Public Service Superannuation Scheme (PSSS) Board of Trustees has called on Public Servants who are just about to retire to in good time satisfy the requirements as indicated in the retirement letter they receive prior to their retirement to facilitate efficient release of their pensions.
Speaking during a sensitization forum for Kericho-based Public Servants on matters pensions, the Public Service Superannuation Scheme (PSSS) Board of Trustees Chairperson Mr. Titus Ndambuki expressed concern that a majority of Public Servants delayed in filling in required forms and availing required documents in time resulting in delay of release of the pension.
He said the pension payment was a process and if the Public Servants followed the due process early enough, they would receive their pensions within a period of 90 days after retirement.
“We have had complains from Public Servants concerning delays of release of their pensions. But if the beneficiaries promptly started to avail the requirements immediately, they receive the retirement letter, the process would be faster,” said Ndambuki
The Chairperson also assured the Public Servants that their money was safe under the board of trustees which is tasked with the mandate of collecting, remitting and investing contributions, which benefits all members through Return on Investment.
“We are managing your money well by investing in government securities such as treasury bonds and treasury bills. We will explore other investment options in due time since we have already done our investment policy statement to guide on investment options, and before any investment the board has to approve,” added Ndambuki
During the sensitization forum at the Kericho County Commissioner’s boardroom, he also mentioned that PSSS operations were under the close watch of the National Treasury and the Retirements Benefits Authority (RBA) to ensure the retirement savings accounts are well maintained.
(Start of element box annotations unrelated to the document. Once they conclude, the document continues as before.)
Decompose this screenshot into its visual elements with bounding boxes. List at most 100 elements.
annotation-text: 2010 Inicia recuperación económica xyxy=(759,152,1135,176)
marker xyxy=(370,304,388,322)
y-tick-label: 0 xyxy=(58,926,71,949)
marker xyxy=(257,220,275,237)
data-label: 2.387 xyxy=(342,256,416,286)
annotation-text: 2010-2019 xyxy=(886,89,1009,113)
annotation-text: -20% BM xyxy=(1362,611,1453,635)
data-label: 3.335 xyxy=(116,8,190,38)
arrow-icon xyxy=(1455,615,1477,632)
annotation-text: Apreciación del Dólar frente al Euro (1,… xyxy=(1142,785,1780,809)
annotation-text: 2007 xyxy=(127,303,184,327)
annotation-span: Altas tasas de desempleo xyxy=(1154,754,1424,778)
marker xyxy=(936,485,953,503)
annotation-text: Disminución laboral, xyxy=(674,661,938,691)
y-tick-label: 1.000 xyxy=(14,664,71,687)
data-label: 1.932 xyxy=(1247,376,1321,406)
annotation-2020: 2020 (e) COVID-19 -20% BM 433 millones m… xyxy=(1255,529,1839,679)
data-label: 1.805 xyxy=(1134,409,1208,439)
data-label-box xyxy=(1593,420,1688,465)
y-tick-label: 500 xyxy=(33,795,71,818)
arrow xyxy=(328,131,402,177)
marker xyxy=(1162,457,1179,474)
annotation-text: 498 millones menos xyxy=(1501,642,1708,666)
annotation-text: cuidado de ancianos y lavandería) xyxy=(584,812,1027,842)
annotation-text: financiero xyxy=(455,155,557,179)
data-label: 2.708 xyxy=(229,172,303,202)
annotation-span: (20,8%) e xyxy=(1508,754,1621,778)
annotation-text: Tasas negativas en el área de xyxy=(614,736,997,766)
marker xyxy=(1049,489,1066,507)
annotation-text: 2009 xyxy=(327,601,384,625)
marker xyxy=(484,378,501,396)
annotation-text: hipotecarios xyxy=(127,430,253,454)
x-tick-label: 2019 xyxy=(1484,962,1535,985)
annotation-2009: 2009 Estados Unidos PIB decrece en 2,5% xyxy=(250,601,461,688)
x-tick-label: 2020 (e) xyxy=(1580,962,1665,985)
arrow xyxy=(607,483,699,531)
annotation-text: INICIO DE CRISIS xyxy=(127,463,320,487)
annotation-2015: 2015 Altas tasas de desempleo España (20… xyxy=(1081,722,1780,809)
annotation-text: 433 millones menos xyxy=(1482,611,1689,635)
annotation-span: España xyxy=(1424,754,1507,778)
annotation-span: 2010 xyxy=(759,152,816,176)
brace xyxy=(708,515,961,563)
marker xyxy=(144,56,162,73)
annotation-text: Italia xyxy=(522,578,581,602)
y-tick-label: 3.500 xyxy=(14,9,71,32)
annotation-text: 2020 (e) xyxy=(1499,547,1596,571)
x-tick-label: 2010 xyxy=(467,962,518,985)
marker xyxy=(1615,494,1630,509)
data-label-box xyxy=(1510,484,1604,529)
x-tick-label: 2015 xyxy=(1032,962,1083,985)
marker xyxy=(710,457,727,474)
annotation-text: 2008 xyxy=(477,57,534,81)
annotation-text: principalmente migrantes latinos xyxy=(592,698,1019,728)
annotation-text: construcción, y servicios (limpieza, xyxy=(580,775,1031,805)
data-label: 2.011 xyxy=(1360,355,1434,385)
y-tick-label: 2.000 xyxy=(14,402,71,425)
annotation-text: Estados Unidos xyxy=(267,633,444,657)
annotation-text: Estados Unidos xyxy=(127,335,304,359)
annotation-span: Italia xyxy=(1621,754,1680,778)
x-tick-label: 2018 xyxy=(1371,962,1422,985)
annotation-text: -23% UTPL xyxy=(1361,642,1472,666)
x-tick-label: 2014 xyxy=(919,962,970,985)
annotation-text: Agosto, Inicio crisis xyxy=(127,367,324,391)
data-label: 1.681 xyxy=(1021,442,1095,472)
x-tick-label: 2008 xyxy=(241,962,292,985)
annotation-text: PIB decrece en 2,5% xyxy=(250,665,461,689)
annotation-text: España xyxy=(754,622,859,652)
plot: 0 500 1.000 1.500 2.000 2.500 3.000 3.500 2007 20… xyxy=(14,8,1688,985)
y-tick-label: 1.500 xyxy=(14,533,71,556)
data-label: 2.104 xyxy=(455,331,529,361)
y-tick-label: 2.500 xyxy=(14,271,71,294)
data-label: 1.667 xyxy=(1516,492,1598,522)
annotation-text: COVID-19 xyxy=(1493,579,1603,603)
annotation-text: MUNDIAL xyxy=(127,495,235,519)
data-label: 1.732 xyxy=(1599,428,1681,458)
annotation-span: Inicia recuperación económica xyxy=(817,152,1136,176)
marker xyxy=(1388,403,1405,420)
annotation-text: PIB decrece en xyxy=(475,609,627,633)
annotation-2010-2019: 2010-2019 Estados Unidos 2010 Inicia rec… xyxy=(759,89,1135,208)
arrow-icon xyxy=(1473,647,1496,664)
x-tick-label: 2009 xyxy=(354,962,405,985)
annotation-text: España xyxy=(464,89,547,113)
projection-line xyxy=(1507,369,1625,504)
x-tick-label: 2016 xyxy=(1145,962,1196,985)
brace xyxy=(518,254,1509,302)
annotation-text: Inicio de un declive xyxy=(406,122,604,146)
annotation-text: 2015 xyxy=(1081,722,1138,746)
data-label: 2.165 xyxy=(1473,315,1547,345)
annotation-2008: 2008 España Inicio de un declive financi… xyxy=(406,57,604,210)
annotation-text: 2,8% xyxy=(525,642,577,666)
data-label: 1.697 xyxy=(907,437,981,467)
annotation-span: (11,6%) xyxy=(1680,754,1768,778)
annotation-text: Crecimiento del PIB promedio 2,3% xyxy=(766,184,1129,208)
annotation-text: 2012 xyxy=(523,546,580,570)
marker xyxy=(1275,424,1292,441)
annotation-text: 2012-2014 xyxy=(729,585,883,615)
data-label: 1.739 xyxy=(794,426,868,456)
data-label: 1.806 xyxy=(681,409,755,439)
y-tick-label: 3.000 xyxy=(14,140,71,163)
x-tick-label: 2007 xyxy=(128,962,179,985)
“Every year we are supposed to share information in regards to contributions made by the members and that can be accessed online through the ghris portal,” said Ndambuki
The Public Servants covered in the PSSS include Civil Servants, Teachers employed by the Teachers Service Commission and the Disciplined Services that include the National Police Service, Prisons Service and National Youth Service.
According to the Retirement Benefits Act, the PSSS is a defined contribution scheme where the government and the employees contribute to the scheme to fund the retirement benefits of the employee and contributions are paid into the Fund established and managed under the Act.
The forum sensitized participants on employees’ contributions rate that they are required to contribute 7.5 percent of their monthly basic salary while the government contributes 15 percent of their monthly salary and employees can also opt to make additional voluntary contributions to the scheme above the mandatory 7.5 percent of their basic salary.
“The contribution is deducted from the salary before tax is calculated and therefore members can enjoy tax benefits to a maximum of the lesser of Sh 20,000 or 30 percent of pensionable emoluments,” explained Ndambuki
The Public Servants at the forum were also informed that the Retirement Benefits (Mortgage Loans) (Amendment) Regulations 2020 provides for a member to access up-to 40 percent subject to a maximum of Sh.7 million of accumulated contributions to purchase a residential house.
Among the objectives of retirement schemes include, stabilizing financial wellbeing of retirees, providing financial protection to members’ dependants on death in service and alleviating old age poverty.